For all of these reasons, the White House’s policy of steadily chipping away at the cross-section of federal sustainable energy programs reflects misplaced priorities and is bad for jobs, the economy, national security, and the environment.
Recognizing this, the member groups of the Sustainable Energy Coalition more than a year ago called for reversing the downward spiral of federal support for renewable energy and energy efficiency programs and instead doubling funding levels for them over the next five years.
However, given the size of the federal budget deficit, which is placing ever-greater stresses on all discretionary funding programs, the likelihood of seeing significant budget increases in the near future appear remote – even if the political environment becomes more friendly.
More likely, sustainable energy advocates will be forced to compete with supporters of many other social programs for a piece of an ever-diminishing pie. But no matter how many different ways one tries to divide and reallocate crumbs, one still ends up with crumbs.
Some Budgetary Solutions
Other than hoping that the economy will somehow rebound or that the nation’s tax policies or military expenditures will be revised, the only likely long-term prospect for expanding the fiscal resources available for renewable energy and energy efficiency programs may be through developing a new, independent revenue stream.
One option is to revisit proposals that have been considered but set aside due to strong political opposition. These would include some form of a carbon and/or other pollution-based tax or oil import fee. Similarly, higher royalty fees on federal lands leased for oil and natural gas drilling
might be an option. Another would be a revolving fund that reinvests savings from federal energy efficiency programs (e.g., the Federal Energy Management Program) back into sustainable energy R&D programs. And yet another is to reprogram back into renewable energy and energy efficiency a portion of the nearly $6 billion from a variety of programs such as “clean coal,” advanced nuclear power generation, non-renewable hydrogen, and carbon sequestration that the White House has cobbled together and euphemistically labeled as its “Climate Change Initiative.”

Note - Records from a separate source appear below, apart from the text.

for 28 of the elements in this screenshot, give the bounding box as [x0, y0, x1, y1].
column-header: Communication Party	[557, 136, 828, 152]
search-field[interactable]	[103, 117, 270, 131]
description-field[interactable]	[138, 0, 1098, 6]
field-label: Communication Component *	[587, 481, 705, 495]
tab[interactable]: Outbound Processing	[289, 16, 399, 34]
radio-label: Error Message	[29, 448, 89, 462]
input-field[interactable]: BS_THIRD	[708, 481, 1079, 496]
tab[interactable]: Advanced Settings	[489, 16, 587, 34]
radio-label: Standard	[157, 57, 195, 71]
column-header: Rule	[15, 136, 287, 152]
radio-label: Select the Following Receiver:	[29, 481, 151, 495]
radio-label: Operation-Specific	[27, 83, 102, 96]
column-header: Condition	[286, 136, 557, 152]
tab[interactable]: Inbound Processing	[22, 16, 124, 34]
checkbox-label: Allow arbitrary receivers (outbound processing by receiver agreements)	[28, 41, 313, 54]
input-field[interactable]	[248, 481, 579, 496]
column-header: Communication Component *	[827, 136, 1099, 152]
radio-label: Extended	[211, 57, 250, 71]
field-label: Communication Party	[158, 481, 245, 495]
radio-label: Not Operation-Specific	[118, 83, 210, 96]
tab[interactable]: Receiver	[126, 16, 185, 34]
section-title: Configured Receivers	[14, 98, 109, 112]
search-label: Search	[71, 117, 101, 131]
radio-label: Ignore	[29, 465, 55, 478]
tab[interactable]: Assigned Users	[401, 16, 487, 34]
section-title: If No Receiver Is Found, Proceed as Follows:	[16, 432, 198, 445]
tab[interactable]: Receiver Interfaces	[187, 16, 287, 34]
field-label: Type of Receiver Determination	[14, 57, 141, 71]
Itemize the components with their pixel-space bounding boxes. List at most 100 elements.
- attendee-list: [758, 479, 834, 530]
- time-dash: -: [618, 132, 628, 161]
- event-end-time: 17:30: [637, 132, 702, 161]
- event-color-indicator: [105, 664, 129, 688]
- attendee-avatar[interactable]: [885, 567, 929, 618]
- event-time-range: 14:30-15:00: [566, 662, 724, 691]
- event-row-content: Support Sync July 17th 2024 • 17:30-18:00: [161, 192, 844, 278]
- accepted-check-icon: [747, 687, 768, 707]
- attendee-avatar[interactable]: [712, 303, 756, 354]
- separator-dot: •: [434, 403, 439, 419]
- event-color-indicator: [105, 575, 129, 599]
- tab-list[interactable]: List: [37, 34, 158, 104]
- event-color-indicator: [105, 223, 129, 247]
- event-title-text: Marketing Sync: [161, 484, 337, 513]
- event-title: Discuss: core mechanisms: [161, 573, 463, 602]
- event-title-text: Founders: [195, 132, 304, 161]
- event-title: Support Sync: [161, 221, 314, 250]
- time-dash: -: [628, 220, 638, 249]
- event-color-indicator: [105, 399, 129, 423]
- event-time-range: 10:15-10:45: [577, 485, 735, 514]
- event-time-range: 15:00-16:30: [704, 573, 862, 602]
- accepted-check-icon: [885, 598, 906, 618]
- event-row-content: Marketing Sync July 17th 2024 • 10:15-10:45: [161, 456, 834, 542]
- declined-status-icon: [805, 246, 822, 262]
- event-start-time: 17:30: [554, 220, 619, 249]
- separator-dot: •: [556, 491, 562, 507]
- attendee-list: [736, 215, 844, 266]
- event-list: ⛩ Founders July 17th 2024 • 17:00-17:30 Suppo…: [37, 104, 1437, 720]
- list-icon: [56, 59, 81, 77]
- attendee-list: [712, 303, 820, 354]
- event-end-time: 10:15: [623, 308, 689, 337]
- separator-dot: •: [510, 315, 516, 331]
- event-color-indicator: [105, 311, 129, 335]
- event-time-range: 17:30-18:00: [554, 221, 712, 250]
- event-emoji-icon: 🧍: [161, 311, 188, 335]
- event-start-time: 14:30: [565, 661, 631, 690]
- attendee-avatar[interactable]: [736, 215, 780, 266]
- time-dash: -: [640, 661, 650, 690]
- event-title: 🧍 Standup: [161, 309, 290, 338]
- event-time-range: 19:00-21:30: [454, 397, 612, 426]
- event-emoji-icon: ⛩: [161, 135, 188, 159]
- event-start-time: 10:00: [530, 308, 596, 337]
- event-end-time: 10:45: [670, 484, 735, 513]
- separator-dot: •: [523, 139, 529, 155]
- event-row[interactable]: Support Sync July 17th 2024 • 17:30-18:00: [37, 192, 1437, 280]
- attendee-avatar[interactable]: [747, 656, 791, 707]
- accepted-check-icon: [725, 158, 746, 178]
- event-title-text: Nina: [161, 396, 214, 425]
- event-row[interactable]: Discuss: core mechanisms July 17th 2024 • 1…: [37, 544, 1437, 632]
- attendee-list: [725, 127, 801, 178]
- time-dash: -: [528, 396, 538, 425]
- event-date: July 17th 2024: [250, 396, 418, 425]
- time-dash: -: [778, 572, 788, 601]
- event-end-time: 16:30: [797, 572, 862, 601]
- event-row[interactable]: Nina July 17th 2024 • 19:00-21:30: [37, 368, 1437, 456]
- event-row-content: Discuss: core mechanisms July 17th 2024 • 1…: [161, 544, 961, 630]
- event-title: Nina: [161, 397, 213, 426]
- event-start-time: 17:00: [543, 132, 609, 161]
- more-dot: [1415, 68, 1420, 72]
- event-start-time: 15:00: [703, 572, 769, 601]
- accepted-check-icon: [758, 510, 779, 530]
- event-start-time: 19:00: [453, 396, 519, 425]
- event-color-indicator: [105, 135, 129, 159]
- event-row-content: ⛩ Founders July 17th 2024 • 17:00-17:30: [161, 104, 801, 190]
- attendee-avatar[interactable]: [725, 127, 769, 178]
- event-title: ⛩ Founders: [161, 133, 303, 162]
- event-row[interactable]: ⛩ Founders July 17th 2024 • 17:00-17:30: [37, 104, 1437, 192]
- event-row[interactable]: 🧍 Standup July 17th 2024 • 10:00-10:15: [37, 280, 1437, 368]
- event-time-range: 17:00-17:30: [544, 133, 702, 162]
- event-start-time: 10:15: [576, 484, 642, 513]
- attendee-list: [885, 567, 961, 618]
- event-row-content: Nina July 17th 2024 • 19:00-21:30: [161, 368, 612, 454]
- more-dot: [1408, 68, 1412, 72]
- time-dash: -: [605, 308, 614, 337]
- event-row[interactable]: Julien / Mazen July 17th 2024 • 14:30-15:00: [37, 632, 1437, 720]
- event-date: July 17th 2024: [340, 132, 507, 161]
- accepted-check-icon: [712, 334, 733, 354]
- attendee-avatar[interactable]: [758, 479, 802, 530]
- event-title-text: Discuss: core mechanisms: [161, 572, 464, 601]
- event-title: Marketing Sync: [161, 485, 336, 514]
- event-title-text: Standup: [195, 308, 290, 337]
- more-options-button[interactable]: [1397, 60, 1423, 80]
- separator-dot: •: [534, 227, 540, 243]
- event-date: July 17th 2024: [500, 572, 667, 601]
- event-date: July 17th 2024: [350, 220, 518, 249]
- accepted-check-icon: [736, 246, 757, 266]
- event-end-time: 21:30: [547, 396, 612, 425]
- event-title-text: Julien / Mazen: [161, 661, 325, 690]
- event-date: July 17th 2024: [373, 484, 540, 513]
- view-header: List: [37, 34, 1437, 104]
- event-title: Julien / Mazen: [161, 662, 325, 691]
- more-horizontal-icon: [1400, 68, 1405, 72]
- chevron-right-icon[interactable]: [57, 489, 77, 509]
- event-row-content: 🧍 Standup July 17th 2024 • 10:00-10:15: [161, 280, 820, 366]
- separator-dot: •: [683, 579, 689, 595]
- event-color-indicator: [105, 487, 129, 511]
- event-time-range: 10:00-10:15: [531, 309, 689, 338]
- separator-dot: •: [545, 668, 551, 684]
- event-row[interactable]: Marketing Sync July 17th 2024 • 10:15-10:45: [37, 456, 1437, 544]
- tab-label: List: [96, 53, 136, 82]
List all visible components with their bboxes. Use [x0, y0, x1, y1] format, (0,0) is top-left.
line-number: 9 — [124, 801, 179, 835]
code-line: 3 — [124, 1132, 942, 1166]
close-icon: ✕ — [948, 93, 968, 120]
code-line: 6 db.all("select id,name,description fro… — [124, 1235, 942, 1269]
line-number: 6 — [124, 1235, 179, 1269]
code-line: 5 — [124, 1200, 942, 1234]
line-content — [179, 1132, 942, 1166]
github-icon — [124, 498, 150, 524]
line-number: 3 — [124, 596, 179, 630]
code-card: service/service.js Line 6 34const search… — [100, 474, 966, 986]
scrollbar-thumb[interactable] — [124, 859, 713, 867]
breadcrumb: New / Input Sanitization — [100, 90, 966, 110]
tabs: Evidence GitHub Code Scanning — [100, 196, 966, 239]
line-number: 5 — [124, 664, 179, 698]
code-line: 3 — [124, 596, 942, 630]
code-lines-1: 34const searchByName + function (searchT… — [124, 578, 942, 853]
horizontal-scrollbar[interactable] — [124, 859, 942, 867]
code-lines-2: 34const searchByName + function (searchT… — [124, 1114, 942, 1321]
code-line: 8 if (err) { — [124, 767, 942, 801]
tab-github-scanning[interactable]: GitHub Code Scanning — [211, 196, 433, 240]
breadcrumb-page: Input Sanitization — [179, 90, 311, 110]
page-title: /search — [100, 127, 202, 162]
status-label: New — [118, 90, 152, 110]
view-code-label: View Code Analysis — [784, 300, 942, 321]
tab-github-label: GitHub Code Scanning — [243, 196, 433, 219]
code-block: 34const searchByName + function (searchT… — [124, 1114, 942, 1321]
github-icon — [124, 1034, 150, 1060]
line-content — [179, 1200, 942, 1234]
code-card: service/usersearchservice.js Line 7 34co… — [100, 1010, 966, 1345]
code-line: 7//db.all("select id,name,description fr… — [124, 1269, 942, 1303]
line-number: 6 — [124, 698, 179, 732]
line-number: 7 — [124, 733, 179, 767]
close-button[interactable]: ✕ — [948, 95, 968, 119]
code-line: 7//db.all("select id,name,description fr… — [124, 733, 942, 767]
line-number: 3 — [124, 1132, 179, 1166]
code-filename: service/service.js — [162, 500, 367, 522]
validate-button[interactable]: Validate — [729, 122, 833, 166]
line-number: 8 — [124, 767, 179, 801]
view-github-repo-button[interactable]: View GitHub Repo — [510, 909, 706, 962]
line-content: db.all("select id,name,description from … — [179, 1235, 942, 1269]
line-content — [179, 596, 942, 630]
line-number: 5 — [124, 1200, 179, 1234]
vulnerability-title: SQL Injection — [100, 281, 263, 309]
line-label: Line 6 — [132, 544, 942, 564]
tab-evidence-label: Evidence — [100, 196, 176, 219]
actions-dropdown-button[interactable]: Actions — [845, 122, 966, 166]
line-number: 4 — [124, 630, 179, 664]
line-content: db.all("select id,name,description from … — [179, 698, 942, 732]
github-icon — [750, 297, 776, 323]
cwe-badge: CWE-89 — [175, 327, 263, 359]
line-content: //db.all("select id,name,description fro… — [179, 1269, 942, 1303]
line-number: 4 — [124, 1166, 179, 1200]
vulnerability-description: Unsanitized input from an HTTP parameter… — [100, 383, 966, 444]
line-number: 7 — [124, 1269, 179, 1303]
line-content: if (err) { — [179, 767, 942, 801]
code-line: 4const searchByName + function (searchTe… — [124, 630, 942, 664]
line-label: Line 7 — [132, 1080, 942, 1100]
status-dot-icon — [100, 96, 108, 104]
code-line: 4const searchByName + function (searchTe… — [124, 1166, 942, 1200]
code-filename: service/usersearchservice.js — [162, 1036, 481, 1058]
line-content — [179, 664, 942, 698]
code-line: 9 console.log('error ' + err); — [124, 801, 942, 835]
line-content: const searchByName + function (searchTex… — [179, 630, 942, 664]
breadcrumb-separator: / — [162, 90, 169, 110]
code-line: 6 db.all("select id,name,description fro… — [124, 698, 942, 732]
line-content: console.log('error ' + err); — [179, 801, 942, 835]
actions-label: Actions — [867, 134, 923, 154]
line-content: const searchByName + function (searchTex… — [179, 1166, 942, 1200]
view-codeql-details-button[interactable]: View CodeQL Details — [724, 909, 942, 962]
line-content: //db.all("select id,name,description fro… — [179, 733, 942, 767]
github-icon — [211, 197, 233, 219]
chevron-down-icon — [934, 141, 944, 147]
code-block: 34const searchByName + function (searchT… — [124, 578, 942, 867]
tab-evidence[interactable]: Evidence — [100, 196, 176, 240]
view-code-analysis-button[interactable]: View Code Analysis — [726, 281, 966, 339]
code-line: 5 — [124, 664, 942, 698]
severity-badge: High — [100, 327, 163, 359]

Barring some such policy change, however, the prospects for sustaining, if not expanding, the funding levels for federal energy efficiency and renewable energy programs in FY06 and beyond appear daunting.
About the Author…
Ken Bossong is the coordinator of the Sustainable Energy Coalition, a coalition of more than 80 national and state business, environmental, and energy policy organizations advocating increased support for energy efficiency and renewable energy technologies. The views expressed in this article, however, are solely those of the author and do not necessarily reflect the position of the Sustainable Energy Coalition or its member groups.